Seriously how could he not remember having sex with her? Maybe they hadn’t. Maybe the condom wrapper was a fluke. Maybe...
He pushed the thoughts away. Didn’t matter. Last night was the fluke. His one and only foray into self-pity and irresponsible behavior. It was a blip, had to be, and he needed to be on his merry way.
He patted his pockets, then remembered he didn’t have a car there. It was still sitting in the Shack’s parking lot, along with hers.
“Huh,” she said, clearly realizing the same thing. She let out a gusty sigh. “I guess I’ll call Dan so we can go get our cars.” She moved to step back inside, the storm door squeaking in its frame. “I’ll get you some water. And some toast?”
“Toast sounds...edible.”
She nodded and disappeared. Charlie stayed on the porch, taking a seat on the railing and slowly pulling on his shoes.

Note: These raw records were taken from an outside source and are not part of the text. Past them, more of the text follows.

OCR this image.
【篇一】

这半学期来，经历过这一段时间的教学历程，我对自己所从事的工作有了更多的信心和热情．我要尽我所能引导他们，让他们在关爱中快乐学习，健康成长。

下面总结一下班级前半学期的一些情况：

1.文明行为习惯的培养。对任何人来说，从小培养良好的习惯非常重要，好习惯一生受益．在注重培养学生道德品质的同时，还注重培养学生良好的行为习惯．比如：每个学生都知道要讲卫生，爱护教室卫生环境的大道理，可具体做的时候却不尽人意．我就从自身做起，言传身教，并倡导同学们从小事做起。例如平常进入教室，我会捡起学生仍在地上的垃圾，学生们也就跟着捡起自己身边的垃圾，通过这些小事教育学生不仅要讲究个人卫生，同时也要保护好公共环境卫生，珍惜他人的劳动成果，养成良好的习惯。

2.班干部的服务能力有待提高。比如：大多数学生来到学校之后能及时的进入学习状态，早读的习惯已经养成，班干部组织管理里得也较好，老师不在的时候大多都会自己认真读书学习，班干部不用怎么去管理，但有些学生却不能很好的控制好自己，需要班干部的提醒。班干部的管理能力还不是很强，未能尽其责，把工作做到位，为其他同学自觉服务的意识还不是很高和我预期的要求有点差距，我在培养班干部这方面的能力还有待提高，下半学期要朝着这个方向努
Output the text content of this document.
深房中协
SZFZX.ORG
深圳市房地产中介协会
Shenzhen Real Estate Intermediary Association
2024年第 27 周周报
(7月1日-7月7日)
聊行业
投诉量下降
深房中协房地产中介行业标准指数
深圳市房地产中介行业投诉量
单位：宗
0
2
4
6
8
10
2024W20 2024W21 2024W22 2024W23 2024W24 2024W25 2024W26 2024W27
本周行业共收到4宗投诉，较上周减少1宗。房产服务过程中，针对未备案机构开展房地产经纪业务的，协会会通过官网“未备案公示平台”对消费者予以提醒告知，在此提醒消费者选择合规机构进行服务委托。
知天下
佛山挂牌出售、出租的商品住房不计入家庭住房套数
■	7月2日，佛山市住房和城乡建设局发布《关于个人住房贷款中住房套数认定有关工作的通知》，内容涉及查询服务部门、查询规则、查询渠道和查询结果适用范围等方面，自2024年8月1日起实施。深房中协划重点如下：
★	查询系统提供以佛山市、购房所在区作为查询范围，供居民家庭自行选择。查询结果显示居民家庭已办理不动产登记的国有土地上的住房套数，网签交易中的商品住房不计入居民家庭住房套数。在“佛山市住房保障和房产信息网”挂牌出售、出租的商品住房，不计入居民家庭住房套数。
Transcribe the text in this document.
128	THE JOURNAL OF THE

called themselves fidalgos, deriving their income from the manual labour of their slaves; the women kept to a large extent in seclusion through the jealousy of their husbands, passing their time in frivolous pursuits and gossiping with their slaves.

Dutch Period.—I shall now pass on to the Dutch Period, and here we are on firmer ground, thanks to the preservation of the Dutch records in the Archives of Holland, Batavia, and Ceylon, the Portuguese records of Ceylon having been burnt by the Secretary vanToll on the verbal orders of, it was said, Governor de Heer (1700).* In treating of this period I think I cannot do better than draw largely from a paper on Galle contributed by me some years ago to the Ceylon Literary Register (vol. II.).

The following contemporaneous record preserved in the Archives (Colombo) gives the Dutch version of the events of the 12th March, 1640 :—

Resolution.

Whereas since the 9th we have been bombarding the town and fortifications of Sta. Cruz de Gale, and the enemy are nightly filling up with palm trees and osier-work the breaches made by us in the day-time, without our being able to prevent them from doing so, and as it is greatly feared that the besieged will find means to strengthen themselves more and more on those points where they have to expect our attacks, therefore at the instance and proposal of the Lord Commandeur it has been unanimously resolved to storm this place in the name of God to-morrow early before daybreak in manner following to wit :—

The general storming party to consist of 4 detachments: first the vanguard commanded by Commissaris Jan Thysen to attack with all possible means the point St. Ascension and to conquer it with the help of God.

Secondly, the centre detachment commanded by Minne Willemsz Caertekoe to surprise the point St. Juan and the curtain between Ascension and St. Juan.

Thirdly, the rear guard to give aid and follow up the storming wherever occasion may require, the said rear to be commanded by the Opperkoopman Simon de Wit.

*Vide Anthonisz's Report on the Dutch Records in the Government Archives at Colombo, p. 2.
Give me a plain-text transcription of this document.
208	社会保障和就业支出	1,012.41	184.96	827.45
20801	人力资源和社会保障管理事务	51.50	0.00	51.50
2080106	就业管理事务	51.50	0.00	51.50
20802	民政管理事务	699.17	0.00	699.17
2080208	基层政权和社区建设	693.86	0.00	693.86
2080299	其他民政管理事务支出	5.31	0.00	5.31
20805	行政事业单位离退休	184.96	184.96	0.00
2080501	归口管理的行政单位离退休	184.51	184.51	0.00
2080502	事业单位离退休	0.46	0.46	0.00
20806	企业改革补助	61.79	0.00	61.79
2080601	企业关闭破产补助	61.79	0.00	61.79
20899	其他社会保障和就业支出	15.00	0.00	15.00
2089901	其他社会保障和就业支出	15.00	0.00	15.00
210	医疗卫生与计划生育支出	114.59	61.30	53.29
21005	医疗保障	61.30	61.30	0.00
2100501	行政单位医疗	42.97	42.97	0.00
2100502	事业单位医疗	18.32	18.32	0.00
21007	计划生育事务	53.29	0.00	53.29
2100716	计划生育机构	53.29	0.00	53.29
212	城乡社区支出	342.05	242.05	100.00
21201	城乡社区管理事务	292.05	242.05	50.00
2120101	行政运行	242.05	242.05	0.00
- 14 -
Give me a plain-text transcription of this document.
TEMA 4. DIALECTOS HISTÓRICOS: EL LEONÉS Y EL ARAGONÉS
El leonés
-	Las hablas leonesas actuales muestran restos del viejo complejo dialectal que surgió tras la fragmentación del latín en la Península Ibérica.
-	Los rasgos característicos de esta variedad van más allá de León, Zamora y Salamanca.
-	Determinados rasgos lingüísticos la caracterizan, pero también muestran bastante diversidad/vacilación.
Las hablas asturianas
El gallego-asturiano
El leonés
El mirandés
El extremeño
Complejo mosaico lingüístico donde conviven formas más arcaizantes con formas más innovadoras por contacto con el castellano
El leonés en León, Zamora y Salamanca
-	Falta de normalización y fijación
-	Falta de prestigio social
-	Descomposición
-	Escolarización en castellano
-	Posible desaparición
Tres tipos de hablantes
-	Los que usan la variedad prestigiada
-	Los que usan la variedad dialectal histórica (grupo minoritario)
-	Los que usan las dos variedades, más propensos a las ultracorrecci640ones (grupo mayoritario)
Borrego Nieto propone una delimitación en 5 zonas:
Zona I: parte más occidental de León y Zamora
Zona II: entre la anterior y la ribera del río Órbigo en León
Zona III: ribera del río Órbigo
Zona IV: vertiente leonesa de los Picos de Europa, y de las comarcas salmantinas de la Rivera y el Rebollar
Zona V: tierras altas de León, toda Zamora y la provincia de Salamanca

So he had to have the awkward morning after without even remembering the sex. Cruel and unusual punishment. And a really good reminder that he was not the kind of guy who got rewarded for being irresponsible.
He only ever got punished for it. Of course, he’d been punished by responsibility too. And with a hangover threatening to kill him, he didn’t have the energy to figure out what that meant.
* * *
MEG JUMPED WHEN the toaster popped, then cursed because thirty-two-year-old Meg was a total wimp when it came to hangovers.
She was about 65 percent sure she was dying. And 35 percent sure she was going to die of embarrassment if she had to serve...so and so...toast on her porch.
She didn’t even know his name.
Hanging her head in shame, she pulled the toast out of the toaster and dropped it onto the paper plates she’d retrieved. It would be at least half an hour before the cab got here.